There are always stories to be read and written around us, always stories in the air; to quote the movie Aliens: “they’re in the walls.”
To me, Ambient Literature is a literature which explicitly responds to this knowledge and recognises its distinctive character and intensification in our current moment. You’ll see many types of Ambient Literary works on this site that engage with these surrounding stories; today I want to imagine one more: digital literary works that pretend to find stories that “are always there waiting to be found,” even if those stories are wholly generated by the device, the software, and the actions of the reader.
Pokémon Go, which already feels like a dated reference, offers an example of this type (at least of this notion of ambience, if not of literature). For anyone that managed to avoid it, Pokémon Go lets you go out into the world with your phone in the hunt for creatures called Pokémon. When people go out with their phones “hunting for Pokémon,” the conceit of the app is that the Pokémon are out there waiting to be found rather than produced by the app and the actions of the walking player.

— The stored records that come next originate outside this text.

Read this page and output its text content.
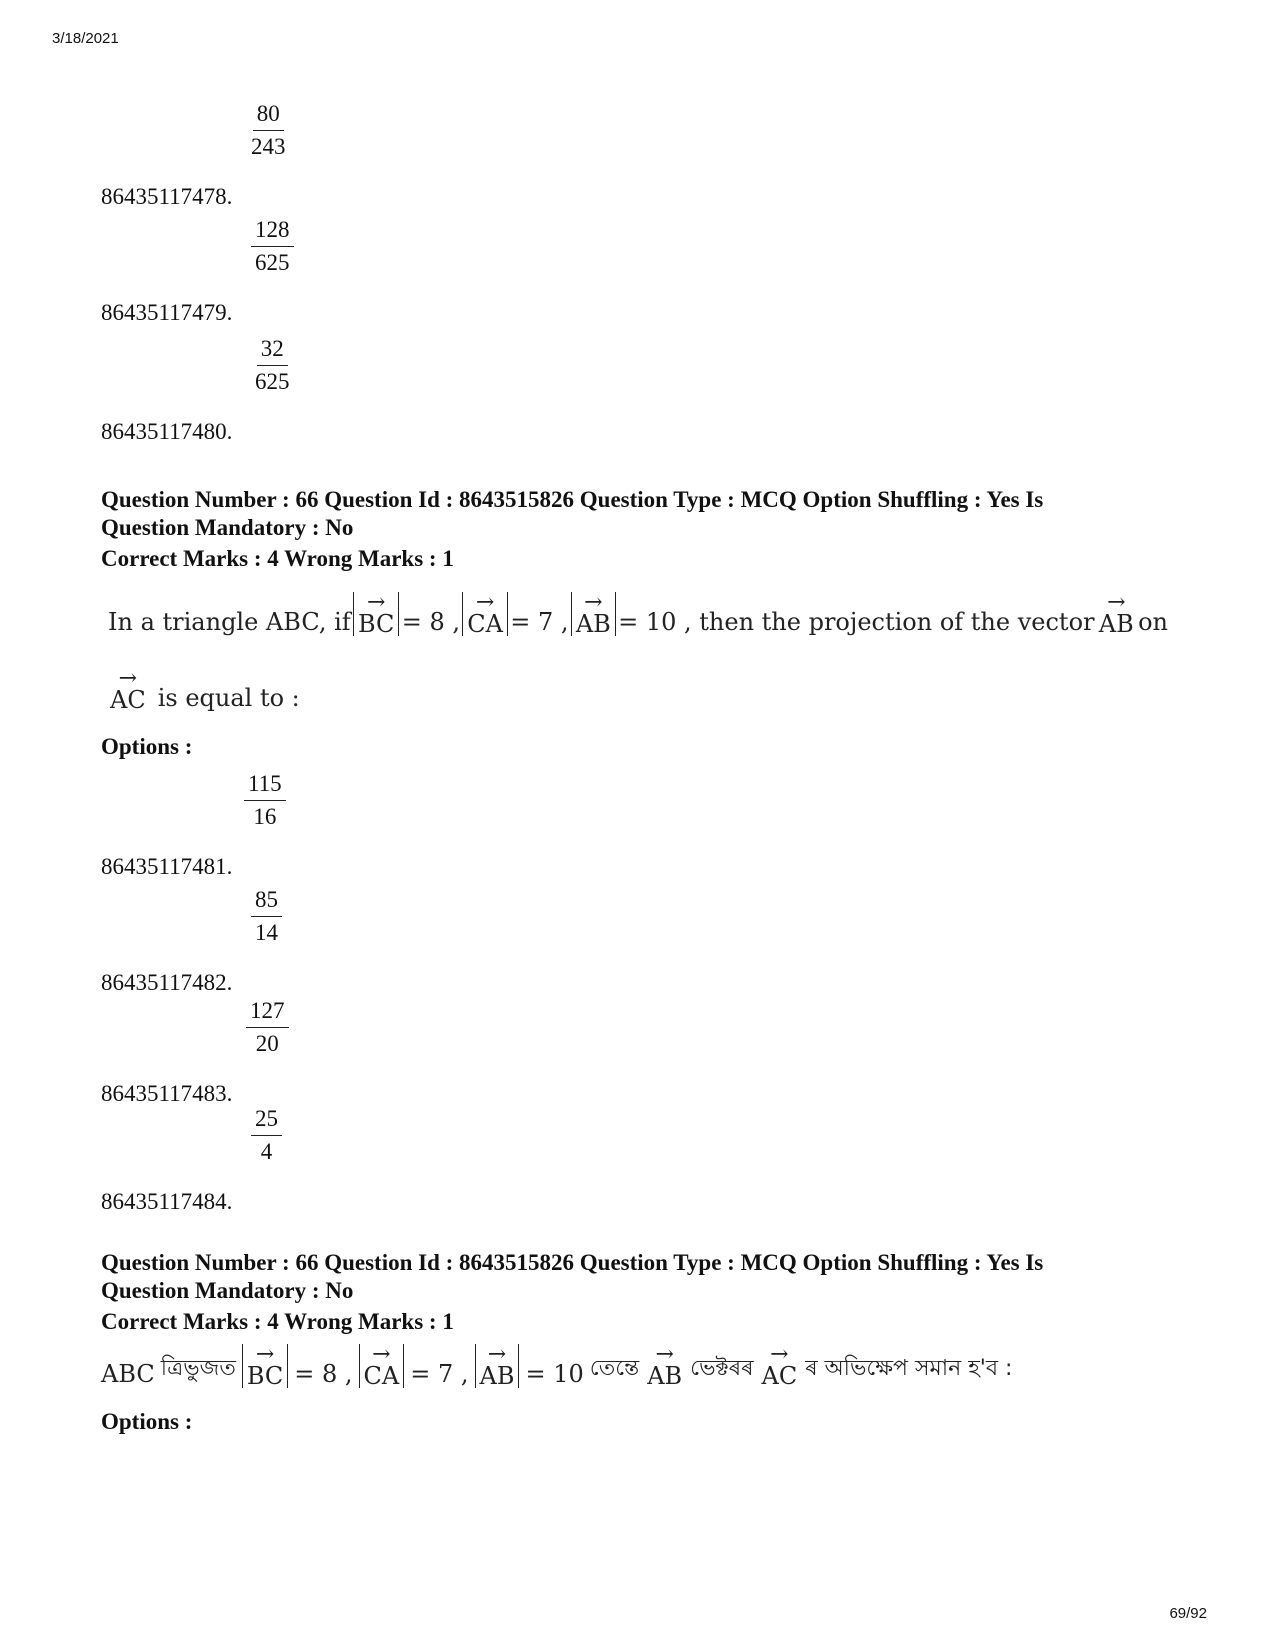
3/18/2021
$\frac{80}{243}$
86435117478.
$\frac{128}{625}$
86435117479.
$\frac{32}{625}$
86435117480.
Question Number : 66 Question Id : 8643515826 Question Type : MCQ Option Shuffling : Yes Is
Question Mandatory : No
Correct Marks : 4 Wrong Marks : 1
In a triangle ABC, if
→
BC = 8 ,
→
CA = 7 ,
→
AB = 10 , then the projection of the vector
→
AB on
→
AC is equal to :
Options :
$\frac{115}{16}$
86435117481.
$\frac{85}{14}$
86435117482.
$\frac{127}{20}$
86435117483.
$\frac{25}{4}$
86435117484.
Question Number : 66 Question Id : 8643515826 Question Type : MCQ Option Shuffling : Yes Is
Question Mandatory : No
Correct Marks : 4 Wrong Marks : 1
ABC ত্ৰিভুজত
→
BC = 8 ,
→
CA = 7 ,
→
AB = 10 তেন্তে
→
AB ভেক্টৰৰ
→
AC ৰ অভিক্ষেপ সমান হ'ব :
Options :
69/92
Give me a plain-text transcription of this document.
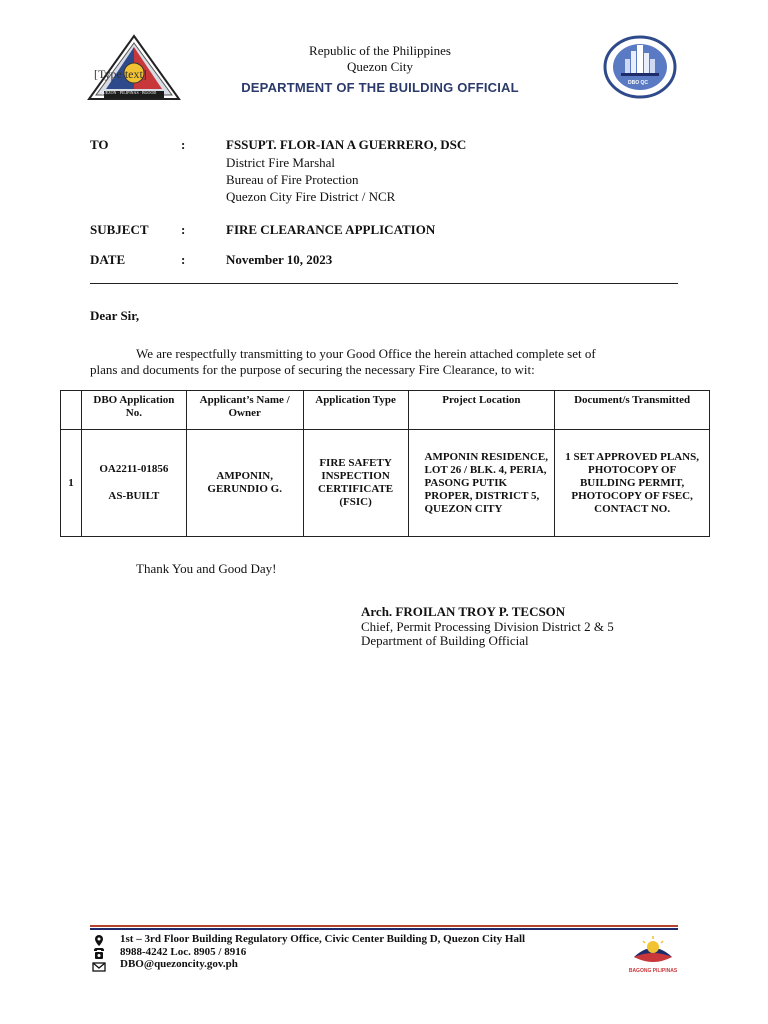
QUEZON · PILIPINAS · BGOOD
[Type text]
Republic of the Philippines
Quezon City
DEPARTMENT OF THE BUILDING OFFICIAL	DBO QC
TO	:	FSSUPT. FLOR-IAN A GUERRERO, DSC
District Fire Marshal
Bureau of Fire Protection
Quezon City Fire District / NCR
SUBJECT :	FIRE CLEARANCE APPLICATION
DATE	:	November 10, 2023
Dear Sir,
We are respectfully transmitting to your Good Office the herein attached complete set of
plans and documents for the purpose of securing the necessary Fire Clearance, to wit:
	DBO Application No.	Applicant’s Name / Owner	Application Type	Project Location	Document/s Transmitted
1	OA2211-01856
AS-BUILT	AMPONIN, GERUNDIO G.	FIRE SAFETY INSPECTION CERTIFICATE (FSIC)	AMPONIN RESIDENCE, LOT 26 / BLK. 4, PERIA, PASONG PUTIK PROPER, DISTRICT 5, QUEZON CITY	1 SET APPROVED PLANS, PHOTOCOPY OF BUILDING PERMIT, PHOTOCOPY OF FSEC, CONTACT NO.
Thank You and Good Day!
Arch. FROILAN TROY P. TECSON
Chief, Permit Processing Division District 2 & 5
Department of Building Official
1st – 3rd Floor Building Regulatory Office, Civic Center Building D, Quezon City Hall
8988-4242 Loc. 8905 / 8916
DBO@quezoncity.gov.ph
BAGONG PILIPINAS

What’s interesting about Pokémon Go, in the context of Ambient Literature, is that the Pokémon and Pokéstops, made-up characters and places in the game, appear attached to real-world sites of interest: churches, graveyards, shops, historical sites, wherever people tend to congregate, wherever there’s already a story. In this way, a fictional kind of ambience, the notion that we’re constantly surrounded by pocket monsters waiting to be caught, reveals the very real ambience of your local environment’s ever-present stories of history and human action. You can’t help but trip over them.

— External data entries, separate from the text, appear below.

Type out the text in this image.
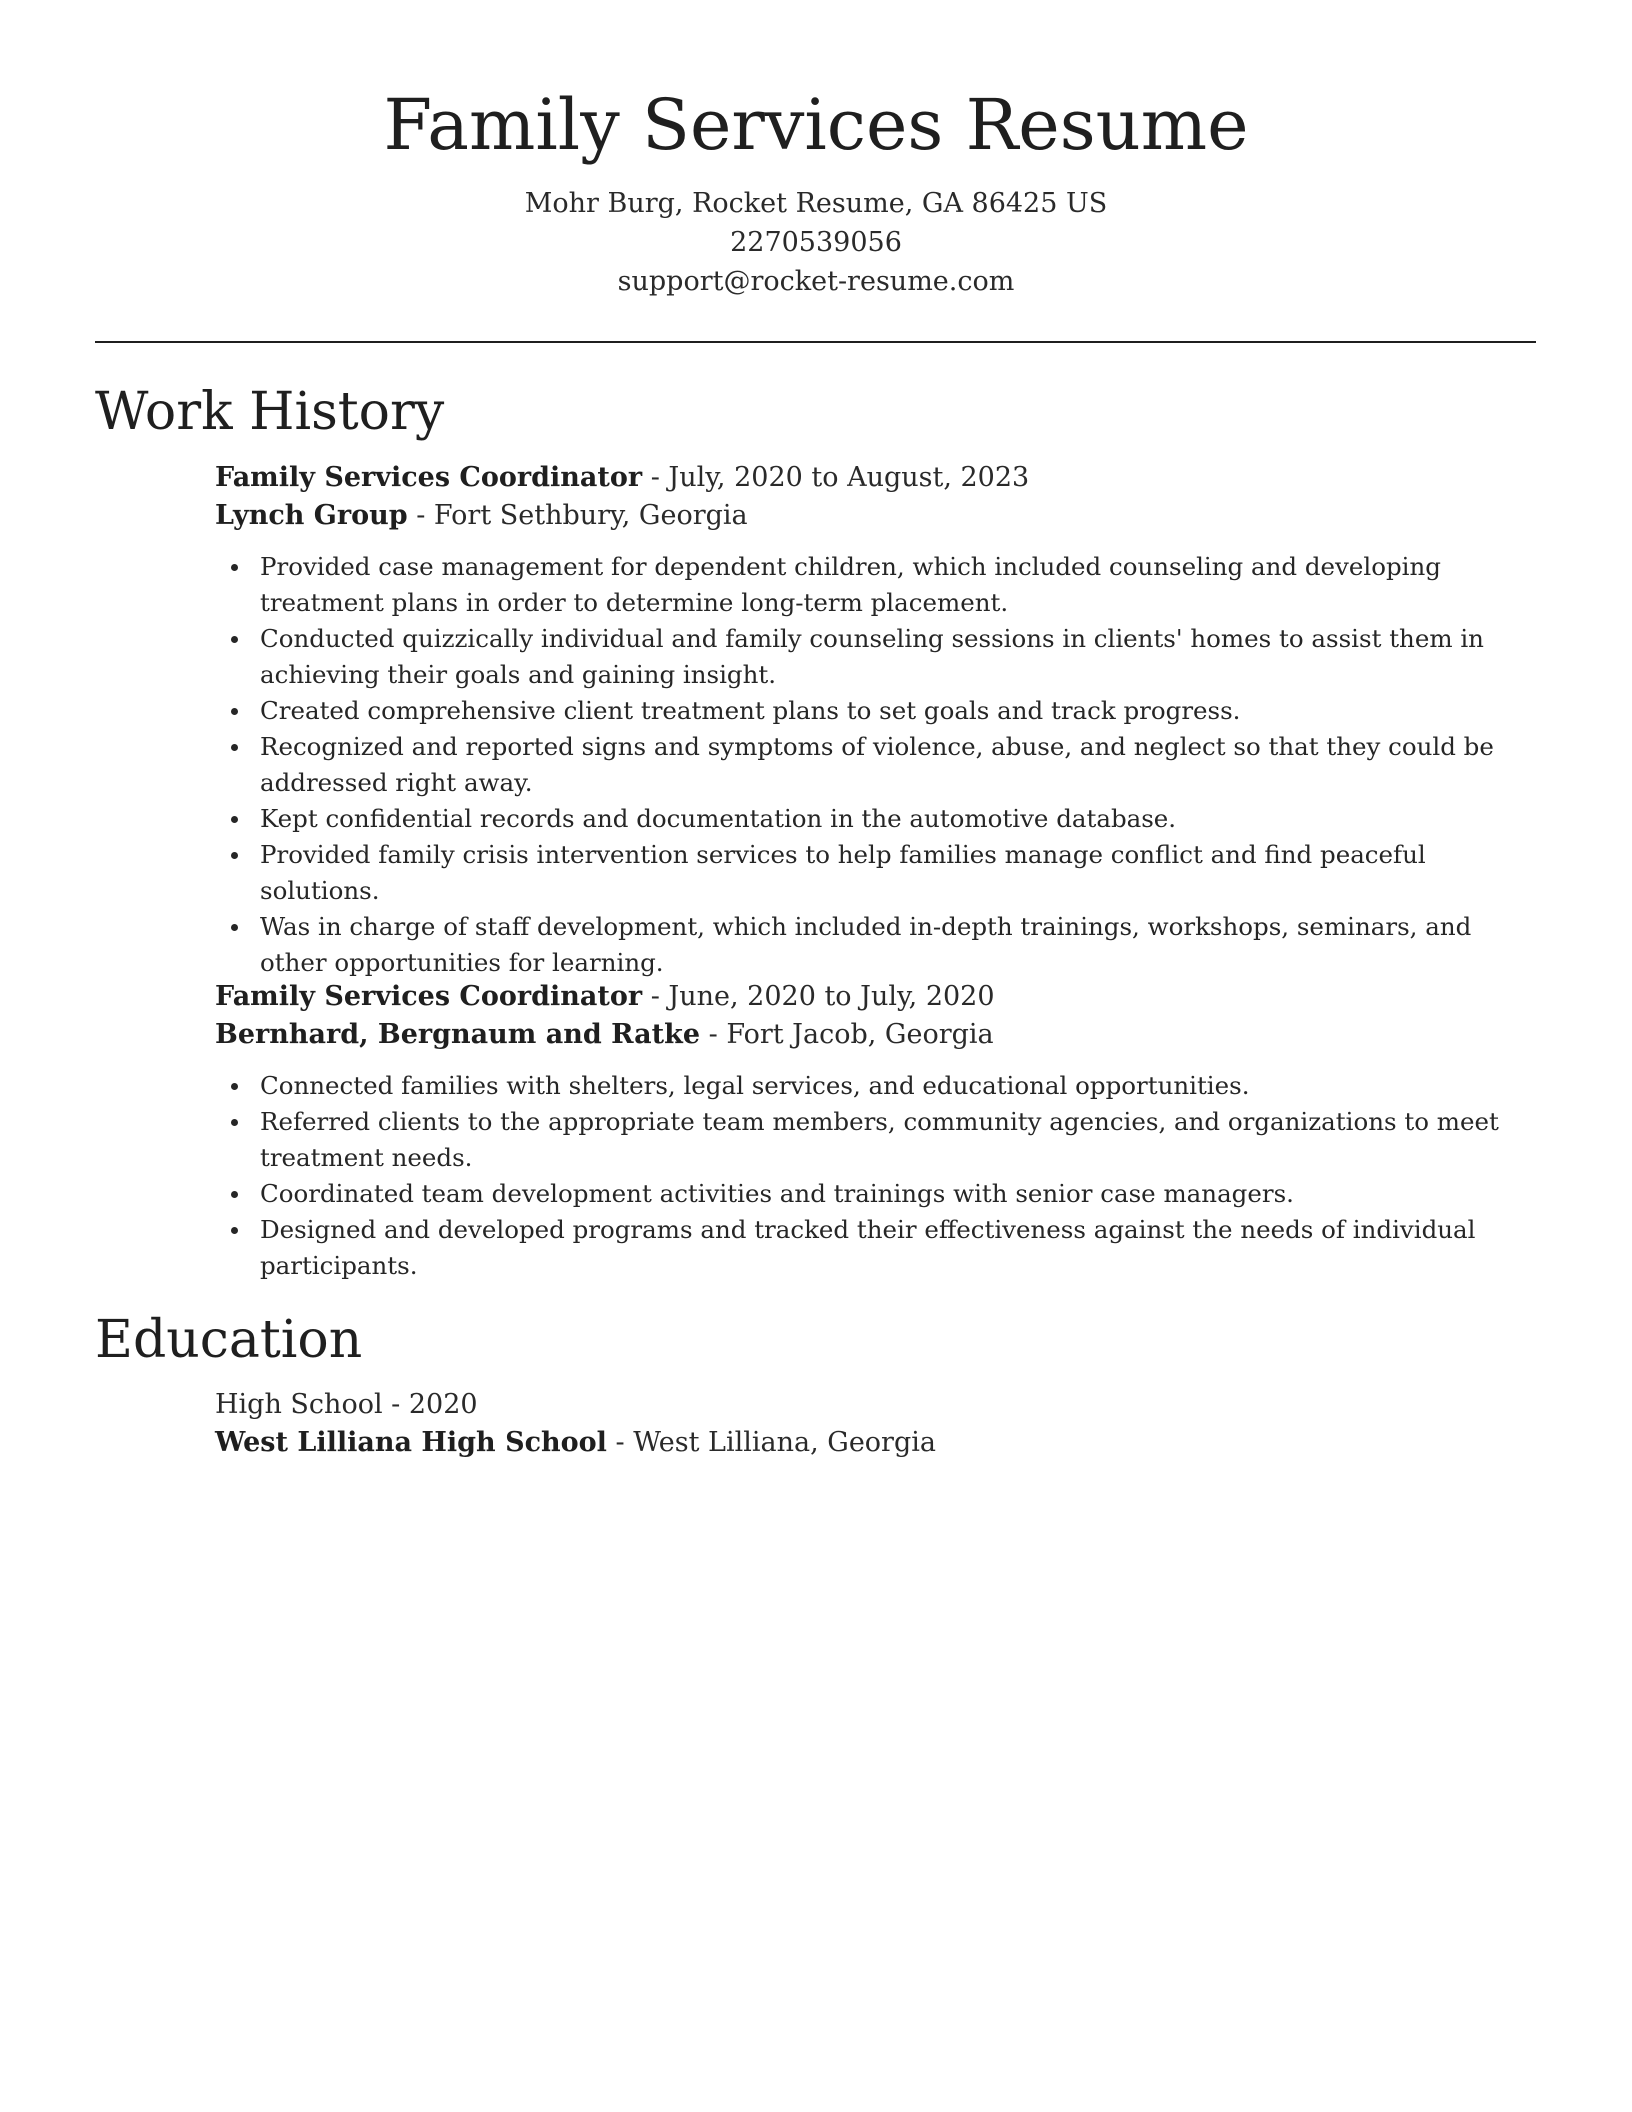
Family Services Resume
Mohr Burg, Rocket Resume, GA 86425 US
2270539056
support@rocket-resume.com
Work History
Family Services Coordinator - July, 2020 to August, 2023
Lynch Group - Fort Sethbury, Georgia
Provided case management for dependent children, which included counseling and developing treatment plans in order to determine long-term placement.
Conducted quizzically individual and family counseling sessions in clients' homes to assist them in achieving their goals and gaining insight.
Created comprehensive client treatment plans to set goals and track progress.
Recognized and reported signs and symptoms of violence, abuse, and neglect so that they could be addressed right away.
Kept confidential records and documentation in the automotive database.
Provided family crisis intervention services to help families manage conflict and find peaceful solutions.
Was in charge of staff development, which included in-depth trainings, workshops, seminars, and other opportunities for learning.
Family Services Coordinator - June, 2020 to July, 2020
Bernhard, Bergnaum and Ratke - Fort Jacob, Georgia
Connected families with shelters, legal services, and educational opportunities.
Referred clients to the appropriate team members, community agencies, and organizations to meet treatment needs.
Coordinated team development activities and trainings with senior case managers.
Designed and developed programs and tracked their effectiveness against the needs of individual participants.
Education
High School - 2020
West Lilliana High School - West Lilliana, Georgia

One type of Ambient Literature, then, might do the same, in a more explicit, heightened, and non-monster oriented frame; it might perform an imagined, wholly fictitious ambience of “look at this story you discovered in the world” in order to reveal that you really are always-already surrounding by stories that are worth being attentive to, stories and information that already condition your every experience of your locality. This kind of play productively decentres our idea of text as emanating from a single object (a paper book) in a fixed location to be replaced, instead, by texts that already exist, out there, within an environment, waiting to be discovered through an object (our phones or tablets).
I’m reminded of what Werner Herzog calls “ecstatic truth.” In Michelangelo’s beautiful sculpture the Pieta, we see a young Mary, seemingly in her early 20s, cradling her dead son, the 33-year old Jesus. What’s strange is that the fabric of her clothing hides that she must be close to 7 feet tall to accommodate the man in her lap; her hands, too, are huge to cradle him as she does, but what we encounter seems wholly natural, graceful, and tragically tender.
This image has to be a lie; Jesus and Mary never looked like this, could never have been together like this, and never in these inhuman proportions. But the sensations of grief, the loss, the collapsing of time under the weight of experience, the perfection of the eternal mother somehow resolutely not being crushed beneath the abjection of her son – this is real. Mary is made beautiful, ineffable, and strong in her grief – the deeply personal and the divine become compressed as we bear witness to what all grieving parents must become if they are to endure.
The story of the Pieta, then, is a lie told perfectly to reveal a different truth that might otherwise prove inaccessible. And that’s why it’s kind of like Pokémon Go. . . . Both the Pieta and the pocket monsters lie to us about what’s out there in the world so that we might remember the truth of that world better. And this is something that works of Ambient Literature might do too.